In a statement, Nxumalo, however, reiterated that the call from the throne was legitimate, urgent and imperative. “Government has noted with concern the obvious misinterpretation and application of the call to ‘silence the guns’. “His Majesty King Mswati III’s call was inspired by the African Union’s Agenda 2063. It aspires to end wars and conflicts, prevent genocide and stop gender-based violence,” the spokesperson explained. Further, he stated that there was a need to categorically put things into a proper perspective concerning the call from the King which he made during the official opening of the Fifth Session of the 11th Parliament.

“It seeks to free Africa from the many destructive effects of gun-related violence and armed conflicts by the year 2030. “Primarily, guns that need to be and must be silenced are those which are illegitimately or illegally in the hands of people in the country. “The call to silence the guns was never directed to the national security services, especially the police service,” Nxumalo said. Meanwhile, he made inferences that the call means that the police can no longer legitimately use guns to protect themselves when being attacked by criminals and by other rowdy elements in society, which is not only mischievous but also plain naive.
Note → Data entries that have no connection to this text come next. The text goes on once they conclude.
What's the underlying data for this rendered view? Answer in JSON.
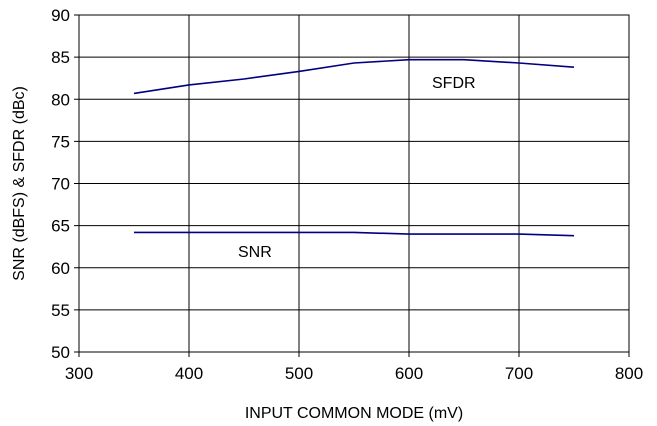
{
  "chart_data": {
    "type": "line",
    "title": "",
    "xlabel": "INPUT COMMON MODE (mV)",
    "ylabel": "SNR (dBFS) & SFDR (dBc)",
    "xlim": [
      300,
      800
    ],
    "ylim": [
      50,
      90
    ],
    "xticks": [
      300,
      400,
      500,
      600,
      700,
      800
    ],
    "yticks": [
      50,
      55,
      60,
      65,
      70,
      75,
      80,
      85,
      90
    ],
    "grid": true,
    "legend": "none",
    "series": [
      {
        "name": "SFDR",
        "color": "#000080",
        "points": [
          [
            350,
            80.7
          ],
          [
            400,
            81.7
          ],
          [
            450,
            82.4
          ],
          [
            500,
            83.3
          ],
          [
            550,
            84.3
          ],
          [
            600,
            84.7
          ],
          [
            650,
            84.7
          ],
          [
            700,
            84.3
          ],
          [
            750,
            83.8
          ]
        ]
      },
      {
        "name": "SNR",
        "color": "#000080",
        "points": [
          [
            350,
            64.2
          ],
          [
            400,
            64.2
          ],
          [
            450,
            64.2
          ],
          [
            500,
            64.2
          ],
          [
            550,
            64.2
          ],
          [
            600,
            64.0
          ],
          [
            650,
            64.0
          ],
          [
            700,
            64.0
          ],
          [
            750,
            63.8
          ]
        ]
      }
    ]
  }
}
“There’s no politician or parliamentarian worth the honour, who does not know that police are permitted by law to use certain force when executing their duties, especially when they are being attacked or there is resistance to a lawful arrest. “Section 189 of the national Constitution, as read together with the Police Service Act, mandates the police the duty to preserve peace and prevent crime. In the execution of such, they are empowered to carry firearms,” he clarified. Nxumalo went on to point out that the symbols of lapel pins, badges and emblems attached to the uniform of national security services officers are representative of the nation itself/people and the State.

"They are the visible authority and power endowed upon the national security services. They are endowed upon them by the Constitution and by other subordinate legislative acts. “That is the reason why the uniform of all national security services is protected State property. That is why a national security services officer, whether short or tall; male or female; black or white or anything in between, will stop a huge truck on the road by simply raising one hand,” he further explained. Also in the statement, Nxumalo specifically stated that anyone who attacks a uniformed officer of the State is as good as having attacked the people of that country, the institutions of the country and the State itself.
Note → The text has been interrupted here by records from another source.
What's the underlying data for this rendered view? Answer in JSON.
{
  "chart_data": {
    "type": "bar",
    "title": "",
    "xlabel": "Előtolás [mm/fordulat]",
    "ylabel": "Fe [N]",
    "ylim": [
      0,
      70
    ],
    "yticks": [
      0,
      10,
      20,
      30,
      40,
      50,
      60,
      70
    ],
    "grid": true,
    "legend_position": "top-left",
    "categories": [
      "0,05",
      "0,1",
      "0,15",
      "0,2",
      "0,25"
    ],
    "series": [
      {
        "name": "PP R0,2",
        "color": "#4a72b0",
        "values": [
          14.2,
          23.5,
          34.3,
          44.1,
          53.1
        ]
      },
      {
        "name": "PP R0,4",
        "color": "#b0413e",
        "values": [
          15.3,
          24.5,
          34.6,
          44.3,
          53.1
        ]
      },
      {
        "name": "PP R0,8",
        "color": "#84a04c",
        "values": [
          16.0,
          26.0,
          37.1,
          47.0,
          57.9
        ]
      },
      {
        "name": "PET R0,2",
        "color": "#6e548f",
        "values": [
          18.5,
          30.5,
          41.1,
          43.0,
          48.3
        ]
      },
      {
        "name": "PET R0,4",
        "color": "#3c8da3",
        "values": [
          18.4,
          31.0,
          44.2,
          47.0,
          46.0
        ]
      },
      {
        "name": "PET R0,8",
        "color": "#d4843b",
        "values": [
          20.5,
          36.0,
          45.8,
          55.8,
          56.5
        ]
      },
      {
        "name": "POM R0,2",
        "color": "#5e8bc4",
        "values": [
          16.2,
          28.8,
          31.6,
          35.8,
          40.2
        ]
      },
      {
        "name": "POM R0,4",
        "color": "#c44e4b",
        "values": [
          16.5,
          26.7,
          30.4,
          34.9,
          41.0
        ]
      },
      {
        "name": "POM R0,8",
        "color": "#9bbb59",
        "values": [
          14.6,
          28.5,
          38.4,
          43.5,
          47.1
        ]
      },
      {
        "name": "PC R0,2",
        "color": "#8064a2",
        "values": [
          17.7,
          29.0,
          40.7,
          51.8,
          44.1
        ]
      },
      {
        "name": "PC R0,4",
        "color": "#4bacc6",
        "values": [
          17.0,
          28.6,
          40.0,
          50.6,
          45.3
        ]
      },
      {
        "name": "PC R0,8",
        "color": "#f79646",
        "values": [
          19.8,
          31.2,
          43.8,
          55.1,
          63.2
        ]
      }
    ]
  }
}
“National security officers display their badges, patches or lapel pins to indicate pride in their work and commitment to the service.“For officers of the law with rank, their lapel pins show how hardworking they are and their sacrifices for the communities. Secondly, they signify trust. “Any civilian, after seeing the badge, will become less anxious, which is why civilians retain the right to ask officers of the law to show their badge to clear any doubt,” he said. Furthermore, Nxumalo pointed out that these emblems, lapel pins and badge patches also serve as a form of motivation among their (police) own ranks to work harder.
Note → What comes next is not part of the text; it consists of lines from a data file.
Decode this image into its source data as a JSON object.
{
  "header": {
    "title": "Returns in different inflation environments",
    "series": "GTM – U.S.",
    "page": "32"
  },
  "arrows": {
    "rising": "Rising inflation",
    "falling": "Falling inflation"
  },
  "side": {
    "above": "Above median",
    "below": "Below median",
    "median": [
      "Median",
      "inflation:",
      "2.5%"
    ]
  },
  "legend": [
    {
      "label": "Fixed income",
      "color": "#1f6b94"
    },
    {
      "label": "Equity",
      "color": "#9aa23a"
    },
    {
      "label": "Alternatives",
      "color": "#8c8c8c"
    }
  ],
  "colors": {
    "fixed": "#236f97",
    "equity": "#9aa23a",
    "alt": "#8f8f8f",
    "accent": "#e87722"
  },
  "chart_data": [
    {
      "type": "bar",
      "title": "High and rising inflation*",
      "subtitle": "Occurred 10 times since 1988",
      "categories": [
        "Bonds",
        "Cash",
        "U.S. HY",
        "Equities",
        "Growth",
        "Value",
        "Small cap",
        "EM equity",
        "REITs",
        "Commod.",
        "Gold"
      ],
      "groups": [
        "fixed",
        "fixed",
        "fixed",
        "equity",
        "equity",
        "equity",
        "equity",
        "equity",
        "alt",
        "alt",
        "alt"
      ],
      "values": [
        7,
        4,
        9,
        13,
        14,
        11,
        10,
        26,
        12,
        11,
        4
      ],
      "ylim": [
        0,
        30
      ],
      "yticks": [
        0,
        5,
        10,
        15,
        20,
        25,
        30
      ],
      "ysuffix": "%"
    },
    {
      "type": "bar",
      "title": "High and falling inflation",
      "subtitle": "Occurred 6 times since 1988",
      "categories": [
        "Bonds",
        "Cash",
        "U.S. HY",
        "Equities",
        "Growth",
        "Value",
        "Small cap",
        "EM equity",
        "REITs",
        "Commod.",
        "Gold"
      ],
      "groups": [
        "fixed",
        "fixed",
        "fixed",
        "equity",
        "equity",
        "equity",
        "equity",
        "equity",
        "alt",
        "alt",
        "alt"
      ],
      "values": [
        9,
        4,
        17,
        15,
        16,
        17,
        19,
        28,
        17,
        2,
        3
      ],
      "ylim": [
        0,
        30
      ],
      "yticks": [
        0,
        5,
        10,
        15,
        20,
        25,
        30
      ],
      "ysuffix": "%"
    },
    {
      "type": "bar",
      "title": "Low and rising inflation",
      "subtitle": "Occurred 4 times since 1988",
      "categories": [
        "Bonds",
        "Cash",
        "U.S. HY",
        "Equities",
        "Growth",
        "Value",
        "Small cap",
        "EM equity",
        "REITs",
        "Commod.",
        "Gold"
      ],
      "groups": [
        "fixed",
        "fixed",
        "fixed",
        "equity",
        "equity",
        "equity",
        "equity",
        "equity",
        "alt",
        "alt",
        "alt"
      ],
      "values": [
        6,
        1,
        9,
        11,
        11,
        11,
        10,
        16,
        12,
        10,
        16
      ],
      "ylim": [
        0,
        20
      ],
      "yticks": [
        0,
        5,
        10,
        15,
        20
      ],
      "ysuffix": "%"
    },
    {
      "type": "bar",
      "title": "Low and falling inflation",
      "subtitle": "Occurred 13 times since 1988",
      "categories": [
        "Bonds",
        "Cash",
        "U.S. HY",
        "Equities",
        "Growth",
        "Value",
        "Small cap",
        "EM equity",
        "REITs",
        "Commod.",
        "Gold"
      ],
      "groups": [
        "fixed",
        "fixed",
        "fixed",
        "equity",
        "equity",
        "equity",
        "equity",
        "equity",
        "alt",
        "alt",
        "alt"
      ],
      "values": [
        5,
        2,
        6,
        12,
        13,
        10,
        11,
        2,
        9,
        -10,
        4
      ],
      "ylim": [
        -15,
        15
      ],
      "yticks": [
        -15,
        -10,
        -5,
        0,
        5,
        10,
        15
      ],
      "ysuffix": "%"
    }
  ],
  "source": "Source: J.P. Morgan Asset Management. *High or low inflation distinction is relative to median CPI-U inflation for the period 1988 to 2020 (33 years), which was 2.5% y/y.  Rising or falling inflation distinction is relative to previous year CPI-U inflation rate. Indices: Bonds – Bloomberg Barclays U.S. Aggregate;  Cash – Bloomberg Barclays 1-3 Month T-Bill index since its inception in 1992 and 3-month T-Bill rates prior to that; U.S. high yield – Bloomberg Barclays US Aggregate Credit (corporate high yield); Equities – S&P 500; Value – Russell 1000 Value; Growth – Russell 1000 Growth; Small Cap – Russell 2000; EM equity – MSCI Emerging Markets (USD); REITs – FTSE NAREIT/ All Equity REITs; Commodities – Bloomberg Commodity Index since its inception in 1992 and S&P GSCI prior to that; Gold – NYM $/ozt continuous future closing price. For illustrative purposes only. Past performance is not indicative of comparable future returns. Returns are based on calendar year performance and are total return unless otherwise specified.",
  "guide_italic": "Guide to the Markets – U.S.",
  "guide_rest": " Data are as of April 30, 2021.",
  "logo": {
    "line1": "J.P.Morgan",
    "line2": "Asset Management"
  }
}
“It encourages junior officers to work towards achieving the same status. His Majesty’s Government, therefore, urges all emaSwati to respect, cooperate with and support national security officers while they are executing their duties,” the statement reads. As a parting shot, the government spokesperson stated that the national security services of this country are not enemies of the people, but partners, defenders and protectors of the people. “They are carrying out their respective duties diligently, lawfully and by adhering to the provisions of the Constitution,” Nxumalo said.